The portion of believers was very low. For these twenty
years, the situation has radically changed. Today, up to
80% of the population in Russia are baptized; 65% declare
their connection with the Church; over 40% attend church
at least one or twice a year. The number of the faithful
who come to church every week has increased. Instead of
elderly people, who constituted the majority 20 years ago,
today we have many young and middle-age people. Among them
are state officials and ministers, generals and people of
other important professions. And I ask the question: Is it
bad? They have become Orthodox. They have returned to the
faith of the forefathers. And if a minister or even a
president or prime minister comes to church as Orthodox
believer, does it point to clericalization? If the clergy
have an opportunity to discuss together with these people
some vital problems, while sticking to their own
positions, is it an example of clericalization?
Sometimes, in an attempt to point to the clericalization,
we are told, ‘You come to the army and meet with
servicemen in it’. But this happens in many
countries of the world.
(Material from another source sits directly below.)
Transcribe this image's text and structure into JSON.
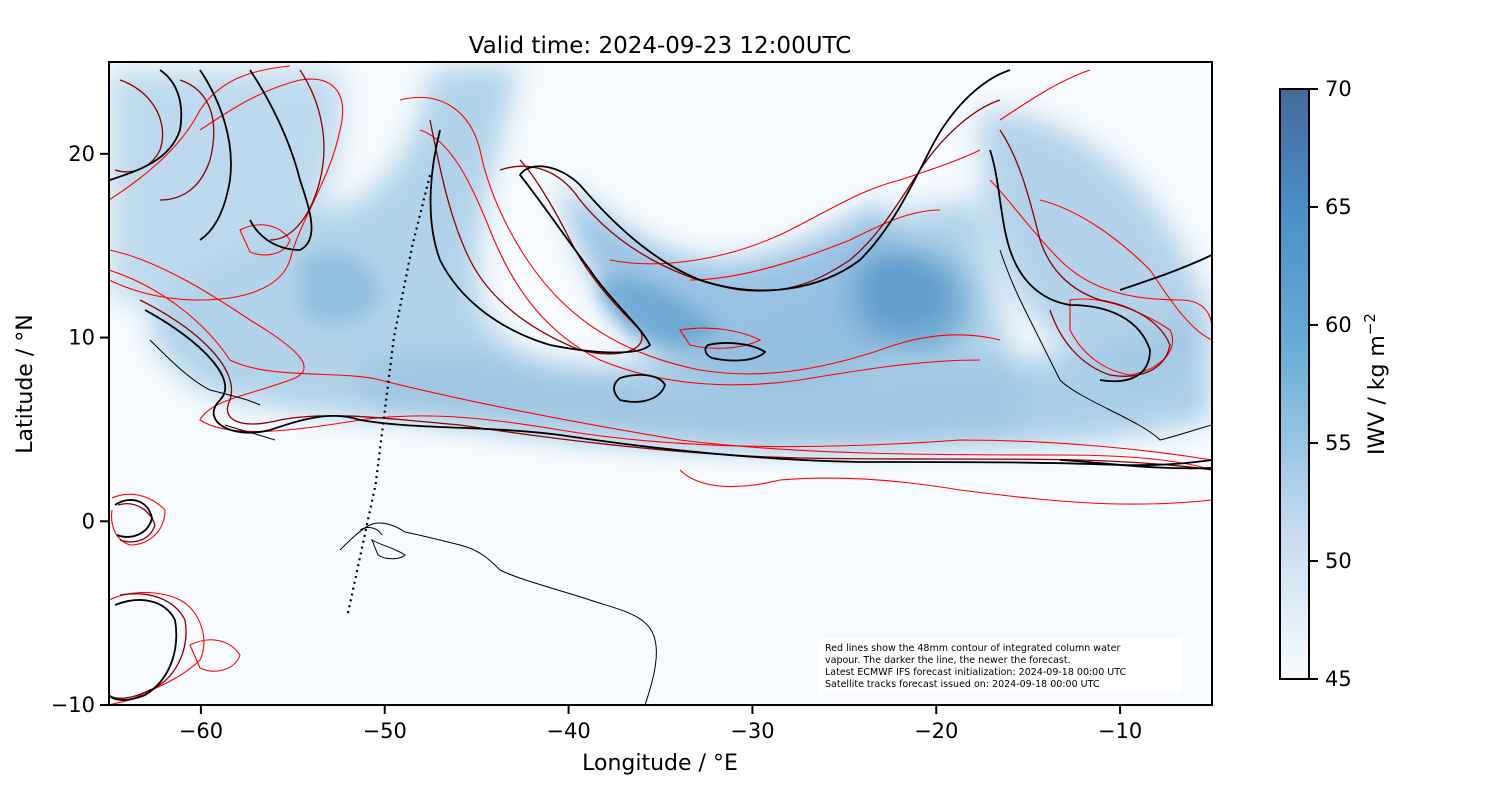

In the United States, priests
participate in hostilities, not with arms in their hands,
but inspiring their troops. Today chaplains serve in
Afghanistan and other countries and in the United States
itself. The same exists in European countries, while in
the Russian Church, in the Russian Army, there are no
chaplains as yet. We cannot get this matter moving, while
we are accused of being engaged in clericalization.
The same is true for other issues. There is a substitution
of notions: there are successes in the mission of the
Russian Orthodox Church which the society should applaud,
saying, ‘You have really achieved the impossible for
these twenty years’, but instead we are accused of
clericalization. The point is not clericalization but the
increase of spiritual influence upon the life of our
people and society. But it is precisely our task! We are
obliged to do it and we will do it. And I ask you: please
dispel this myth, at least, in Japan.